Honors Opportunties for Service
Honors works with CMU faculty to lead special Honors Service Learning Courses, such as an annual course in Oaxaca, Mexico where Honors students work for three weeks with children in two local orphanages. Service courses have also been taught in Beijing, Miami, and Beaver Island to give a few examples.
In addition, Honors works closely with CMU's Mary Ellen Brandell Volunteer Center to engage students with branded programs such as Alternative Breaks, Issue Day, Lunch Buddies, the David Garcia Project, and Adopt-A-Grandparent.
And through Honors Registered Student Organizations, such as the Honors Outreach Network and Honors Program Philanthropic Society Honors students are able to interact with a range of local, state, national and international service agencies on issues such as hunger, homelessness, child abuse, HIV/AIDS, birth defects, malaria prevention, animal shelters, literacy, education, medical access, women's rights, etc. Many Honors students have launched Registered Student Organizations when they saw a need but no local group existed.

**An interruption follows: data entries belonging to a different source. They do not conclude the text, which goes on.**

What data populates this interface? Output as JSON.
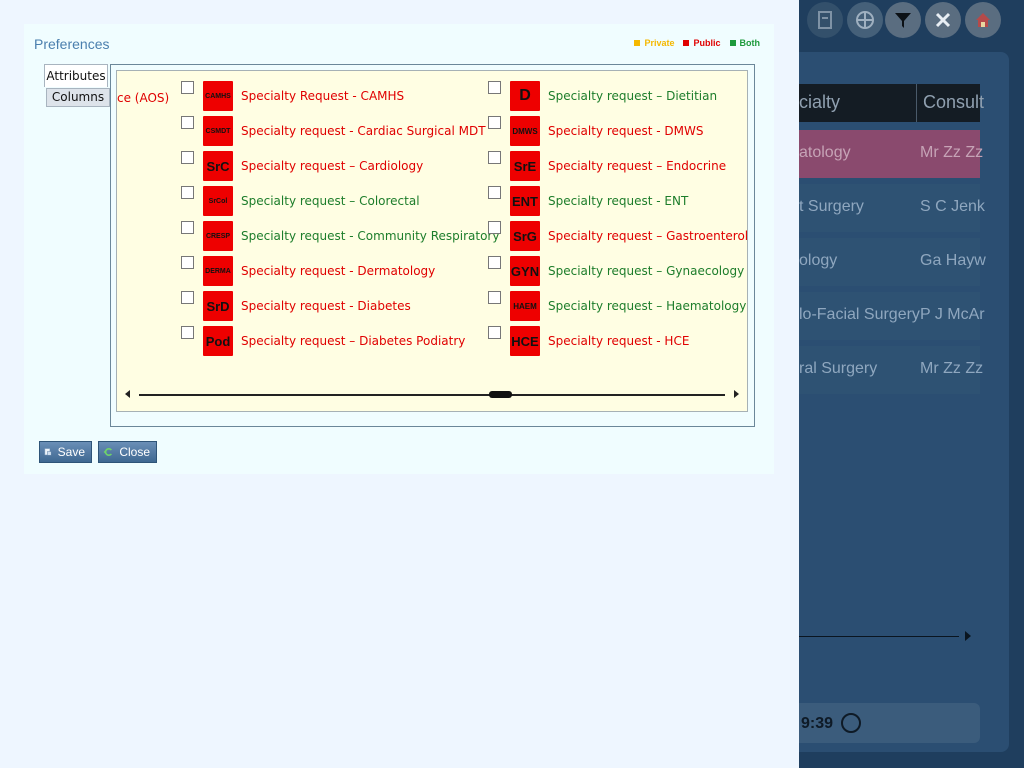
{
  "dialog": {
    "title": "Preferences",
    "legend": [
      {
        "label": "Private",
        "color": "#f5b800"
      },
      {
        "label": "Public",
        "color": "#e00000"
      },
      {
        "label": "Both",
        "color": "#1d9a3c"
      }
    ],
    "tabs": {
      "attributes": "Attributes",
      "columns": "Columns"
    },
    "partial_label": "ce (AOS)",
    "items_col1": [
      {
        "badge": "CAMHS",
        "label": "Specialty Request - CAMHS",
        "type": "public"
      },
      {
        "badge": "CSMDT",
        "label": "Specialty request - Cardiac Surgical MDT",
        "type": "public"
      },
      {
        "badge": "SrC",
        "label": "Specialty request – Cardiology",
        "type": "public"
      },
      {
        "badge": "SrCol",
        "label": "Specialty request – Colorectal",
        "type": "both"
      },
      {
        "badge": "CRESP",
        "label": "Specialty request - Community Respiratory",
        "type": "both"
      },
      {
        "badge": "DERMA",
        "label": "Specialty request - Dermatology",
        "type": "public"
      },
      {
        "badge": "SrD",
        "label": "Specialty request - Diabetes",
        "type": "public"
      },
      {
        "badge": "Pod",
        "label": "Specialty request – Diabetes Podiatry",
        "type": "public"
      }
    ],
    "items_col2": [
      {
        "badge": "D",
        "label": "Specialty request – Dietitian",
        "type": "both"
      },
      {
        "badge": "DMWS",
        "label": "Specialty request - DMWS",
        "type": "public"
      },
      {
        "badge": "SrE",
        "label": "Specialty request – Endocrine",
        "type": "public"
      },
      {
        "badge": "ENT",
        "label": "Specialty request - ENT",
        "type": "both"
      },
      {
        "badge": "SrG",
        "label": "Specialty request – Gastroenterology",
        "type": "public"
      },
      {
        "badge": "GYN",
        "label": "Specialty request – Gynaecology",
        "type": "both"
      },
      {
        "badge": "HAEM",
        "label": "Specialty request – Haematology",
        "type": "both"
      },
      {
        "badge": "HCE",
        "label": "Specialty request - HCE",
        "type": "public"
      }
    ],
    "buttons": {
      "save": "Save",
      "close": "Close"
    }
  },
  "background": {
    "grid_header": [
      "cialty",
      "Consult"
    ],
    "rows": [
      {
        "specialty": "atology",
        "consultant": "Mr Zz Zz",
        "highlight": true
      },
      {
        "specialty": "t Surgery",
        "consultant": "S C Jenk",
        "highlight": false
      },
      {
        "specialty": "ology",
        "consultant": "Ga Hayw",
        "highlight": false
      },
      {
        "specialty": "lo-Facial Surgery",
        "consultant": "P J McAr",
        "highlight": false
      },
      {
        "specialty": "ral Surgery",
        "consultant": "Mr Zz Zz",
        "highlight": false
      }
    ],
    "footer_time": "9:39"
  }
}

As part of the Honors Protocol, each Honors student agrees to complete a minimum of 120 hours of community service during their time at Central but most Honors students double or triple this amount of hours. Ultimately, the hours are secondary to students really feeling vested in the work they do to make a difference in area they care about. Honors graduates report back on a regular basis with all the great things they are doing in their local communities and their part of the world, using their education and talents to make meaningful contributions to society.